1 The French title of Genet's novel is Notre‐Dame des Fleurs. It is very reluctantly that I quote throughout in English, since much of Genet's genius is in his language, but given the difficulty, even now, of acquiring Genet's works in French, and the relative facility of buying them in English paperback editions (The Miracle of the Rose and The Thief's Journal are currently available in Penguin Modern Classics, Querelle of Brest and Our Lady of the Flowers in Panther Fiction), it seemed the only realistic solution. It is perhaps also appropriate to point out here that I have included examples of the use of the word ‘saint’ where the word occurs in the original French, even if it is translated by the English ‘holy’. For example the sentence ‘Divine est morte sainte et assassinée—par la phtisie’ (Oeuvres Complètes, II, 14), which is translated ‘Divine died holy and murdered—by consumption’ (Panther, p. 60).
2 A note on pronouns! When Genet refers to his character as Divine he always uses the feminine forms. When he refers to ‘her’ as Louis Culafroy, however, he uses the masculine. The translation follows this procedure, and I have done likewise. The references to Louis Culafroy are exclusively concerned with the character's childhood.
3 All references to Panther Fiction edition.
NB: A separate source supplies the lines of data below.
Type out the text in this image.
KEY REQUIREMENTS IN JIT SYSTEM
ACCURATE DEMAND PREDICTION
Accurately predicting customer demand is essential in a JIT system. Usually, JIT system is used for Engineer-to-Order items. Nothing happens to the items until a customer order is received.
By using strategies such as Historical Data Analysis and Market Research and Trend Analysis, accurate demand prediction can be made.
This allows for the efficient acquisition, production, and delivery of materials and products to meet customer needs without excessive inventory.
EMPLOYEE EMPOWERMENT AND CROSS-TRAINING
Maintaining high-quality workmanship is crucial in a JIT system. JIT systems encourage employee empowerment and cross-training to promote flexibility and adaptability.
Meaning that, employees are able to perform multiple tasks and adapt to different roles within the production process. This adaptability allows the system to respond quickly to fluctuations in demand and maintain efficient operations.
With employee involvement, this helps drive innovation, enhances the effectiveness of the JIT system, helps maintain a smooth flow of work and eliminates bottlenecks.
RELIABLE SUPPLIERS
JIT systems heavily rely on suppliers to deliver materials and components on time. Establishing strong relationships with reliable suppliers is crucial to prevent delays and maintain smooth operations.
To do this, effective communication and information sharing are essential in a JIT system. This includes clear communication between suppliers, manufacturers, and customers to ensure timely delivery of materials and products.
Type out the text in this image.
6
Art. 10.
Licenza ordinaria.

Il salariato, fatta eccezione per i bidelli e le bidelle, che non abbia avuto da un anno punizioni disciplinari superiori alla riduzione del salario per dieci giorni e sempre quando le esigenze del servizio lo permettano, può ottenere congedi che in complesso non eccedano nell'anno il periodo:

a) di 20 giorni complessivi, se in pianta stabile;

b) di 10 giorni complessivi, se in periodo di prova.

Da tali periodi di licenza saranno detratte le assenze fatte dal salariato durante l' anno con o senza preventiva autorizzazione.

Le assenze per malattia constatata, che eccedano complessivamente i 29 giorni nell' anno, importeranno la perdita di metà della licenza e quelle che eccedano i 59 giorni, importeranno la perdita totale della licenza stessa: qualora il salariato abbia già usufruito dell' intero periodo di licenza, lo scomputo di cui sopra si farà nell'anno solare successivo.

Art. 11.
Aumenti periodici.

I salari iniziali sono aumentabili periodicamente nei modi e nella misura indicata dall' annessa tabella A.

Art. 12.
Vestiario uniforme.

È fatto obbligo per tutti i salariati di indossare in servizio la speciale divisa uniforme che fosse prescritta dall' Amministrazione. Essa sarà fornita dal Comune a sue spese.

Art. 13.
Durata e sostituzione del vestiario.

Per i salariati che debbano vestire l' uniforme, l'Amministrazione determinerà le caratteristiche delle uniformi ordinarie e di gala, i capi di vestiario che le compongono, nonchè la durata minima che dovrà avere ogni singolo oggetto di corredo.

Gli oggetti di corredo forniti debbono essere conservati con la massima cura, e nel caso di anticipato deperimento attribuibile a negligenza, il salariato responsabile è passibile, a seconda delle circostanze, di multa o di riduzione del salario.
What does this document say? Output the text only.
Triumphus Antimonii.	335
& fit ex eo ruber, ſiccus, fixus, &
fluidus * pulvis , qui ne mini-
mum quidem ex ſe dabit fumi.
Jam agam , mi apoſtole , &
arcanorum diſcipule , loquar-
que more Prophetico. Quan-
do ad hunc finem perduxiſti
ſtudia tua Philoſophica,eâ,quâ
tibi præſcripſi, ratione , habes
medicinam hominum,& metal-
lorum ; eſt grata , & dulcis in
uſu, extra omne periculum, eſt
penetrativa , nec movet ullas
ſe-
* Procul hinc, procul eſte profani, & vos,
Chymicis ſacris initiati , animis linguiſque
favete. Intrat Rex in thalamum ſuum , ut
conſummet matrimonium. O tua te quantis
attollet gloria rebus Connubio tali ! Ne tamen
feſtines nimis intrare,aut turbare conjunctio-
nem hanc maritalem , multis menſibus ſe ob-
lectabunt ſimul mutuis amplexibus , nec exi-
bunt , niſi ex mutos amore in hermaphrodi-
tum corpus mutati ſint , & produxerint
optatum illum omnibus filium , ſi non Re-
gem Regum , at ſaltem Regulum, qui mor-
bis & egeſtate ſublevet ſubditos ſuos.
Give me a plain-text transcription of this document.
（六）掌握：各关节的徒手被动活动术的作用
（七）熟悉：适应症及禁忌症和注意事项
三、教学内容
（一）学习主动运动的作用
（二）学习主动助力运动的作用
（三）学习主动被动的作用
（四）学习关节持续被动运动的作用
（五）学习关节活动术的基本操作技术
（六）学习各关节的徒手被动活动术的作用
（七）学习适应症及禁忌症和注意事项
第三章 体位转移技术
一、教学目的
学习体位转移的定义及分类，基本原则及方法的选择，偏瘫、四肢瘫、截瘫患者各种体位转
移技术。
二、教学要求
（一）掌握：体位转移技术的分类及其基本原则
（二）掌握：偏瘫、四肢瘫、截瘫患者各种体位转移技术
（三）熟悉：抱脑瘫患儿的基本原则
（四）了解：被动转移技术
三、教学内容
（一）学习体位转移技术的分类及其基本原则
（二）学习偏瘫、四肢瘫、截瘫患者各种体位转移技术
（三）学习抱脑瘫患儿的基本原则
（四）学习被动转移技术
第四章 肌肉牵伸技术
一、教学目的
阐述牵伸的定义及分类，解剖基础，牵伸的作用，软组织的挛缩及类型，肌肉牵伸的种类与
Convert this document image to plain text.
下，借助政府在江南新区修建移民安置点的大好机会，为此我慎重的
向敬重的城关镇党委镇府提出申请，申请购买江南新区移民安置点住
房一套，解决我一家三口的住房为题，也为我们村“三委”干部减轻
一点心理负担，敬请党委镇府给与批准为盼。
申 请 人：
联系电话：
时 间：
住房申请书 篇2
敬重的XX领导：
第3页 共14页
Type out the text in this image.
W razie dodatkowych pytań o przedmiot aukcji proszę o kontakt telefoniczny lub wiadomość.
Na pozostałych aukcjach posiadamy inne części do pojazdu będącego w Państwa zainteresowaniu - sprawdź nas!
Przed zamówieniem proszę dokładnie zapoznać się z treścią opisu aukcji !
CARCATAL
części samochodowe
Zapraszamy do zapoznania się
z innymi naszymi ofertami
4 This whole question is very problematic, but in the long final meditation entitled ‘The saintliness of Divine’, beginning on p. 274, God and Genet are clearly synonymous. Divine is obviously a sufficiently convincing character, in whose existence we believe, for it to be inconceivable for her to refer to her destiny being in the hands of ‘her author’, for example, and so it is with God that she generally concerns herself. There is no doubt however that the creator of her destiny is Genet, who says of this character: ‘I want … to refashion in my own way, and for the enchantment of my cell … the story of Divine’ (p. 59–60). There is also a whole allegory of free will and predestination to be drawn from this section, but for the purposes of this article it is perhaps enough to say that Genet has ultimate power over a character who believes she is free—Genet finally gives to Divine the destiny that was planned for her, although she believed she was fighting against it.
5 This massive essay forms Volume I of Genet's Oeuvres Complètes. Sections are reproduced in translation as an introduction to the Panther Fiction edition, pp. 9–52.